Michael Cox reviews Kid Box, Invisible Walls, Theatre on a Long Thin Wire, The Object Lesson and Blood Orange.

Feng Dance Theatre’s Kid Box (***) is as much a technical installation as it is a dance piece. Broken into two interconnecting pieces, the production is a short celebration of childhood, the first looking at the bond between mother and child, the second a child going out into the big bad world.

There are moments to enjoy here. The dancing is quite well executed, and the music rather involving. But it is the technical, particularly the lighting, which impresses—mostly that used throughout Kid. In the end, this may not be the most exciting production on show, but at 45 minutes it is a worthy entry in the Summerhall programme.

Equally short but much more successful is Teatri Oda’s Invisible Walls (****). As an audience, we are given passports before travelling to a ‘country’. We meet a group of citizens, jovial (are they forced to be?) in seeing us, and they are all smiles as they welcome us to their land—until the war starts.

Taken from stories collected by the company, the production does a good job at creating a compelling atmosphere, where fear is the order of the day and the chance of escape is worth a gamble with death. It’s a fragile piece that might feel a bit slight at times, but it is still a potent piece of political theatre and has enough moments that linger to make it worthwhile.

Future Ruins has gone out of its way to keep its production of Theatre on a Long Thin Wire (***) as vague as possible, so in keeping with the spirit I will only confirm that, yes, a small group are led into a lone room that contains a chair and a mobile and…stuff happens.

While the production has many good ideas, some of which work well, as a whole it doesn’t quite come together and lacks much of the pathos it’s attempting. At less than an hour, it’s worth a gamble for those in the mood for something different, but not much more than that.

Something that is truly unique and not only has a lot to say but manages to consistently surprise, delight and even haunt is Geoff Sobelle’s rather excellent The Object Lesson (*****). Set in a large space that looks like a kleptomaniac’s hidden layer, the production is a look at the junk that we accumulate and how such objects can not only have sentimental value but also have stories to tell.

The production is an interesting balancing act, a mixture of performance, direction and design that is as much of an experience as it is a theatre production, and it could have gone wrong easily had one component not fallen into place perfectly. It’s far smarter that it first appears, and it includes one of the funniest and one of the most poignant moments I’ve encountered in a theatre for some time.

It’s the type of production that is thoroughly enjoyable when watching it but takes on a much deeper and meaningful interpretation the more one reflects on it. Do not miss it.

I truly wish I could say something remotely close to any of that in conjuncture with Blood Orange (**), a play with big ambitions and heart but little else.

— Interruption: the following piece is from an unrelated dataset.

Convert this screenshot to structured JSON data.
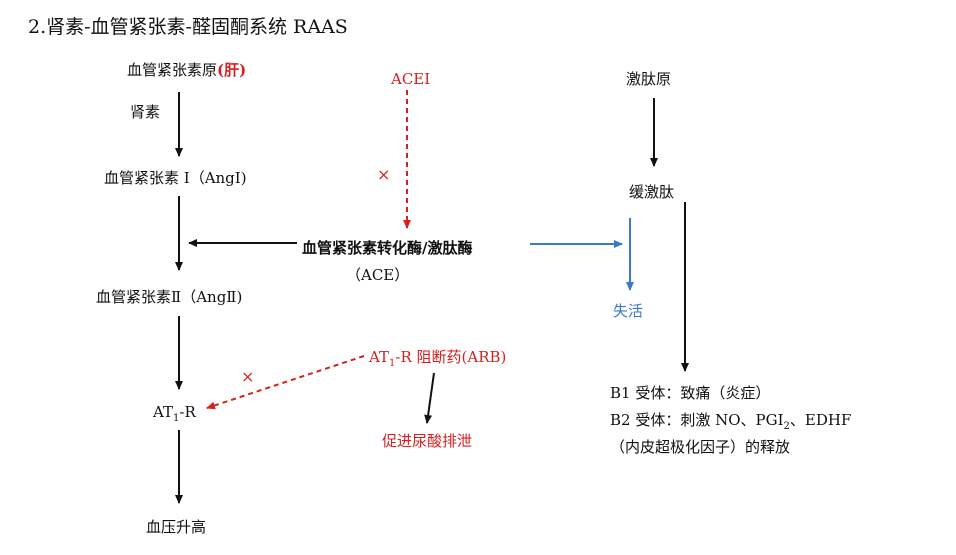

The play, about a young man whose anger is steered into possible violence by a local thug, comes across not as a play but as a ‘tick the relevant issue boxes’ exercise. Any major social issue currently plaguing young Scots can be found here: racism, sectarianism, financial constraints, eating disorders, etc. I’d like to believe the company wanted to create a production and not an excuse for pulling in as much funding as possible, but going by all the issues covered in its running time, many of which are barely touched before moving to something else, one can’t be too sure.

The only positive is the performances of its 5-strong company. Everyone is fully committed to the piece: passionate, energetic and willing to push themselves hard. If only such creative energy went into the making of the script, this would be something special and not, as is said in Macbeth, ‘sound and fury, signifying nothing.’

All productions are on at Summerhall. Kid Box is on at 1300 (not 11,18), Theatre on a Long Thin Wire is on at 1630, The Object Lesson is on at 1800 (not 13,20) and Blood Orange is on at 1945 (not 11) until August 24. Invisible Walls is on at 1400 until August 12.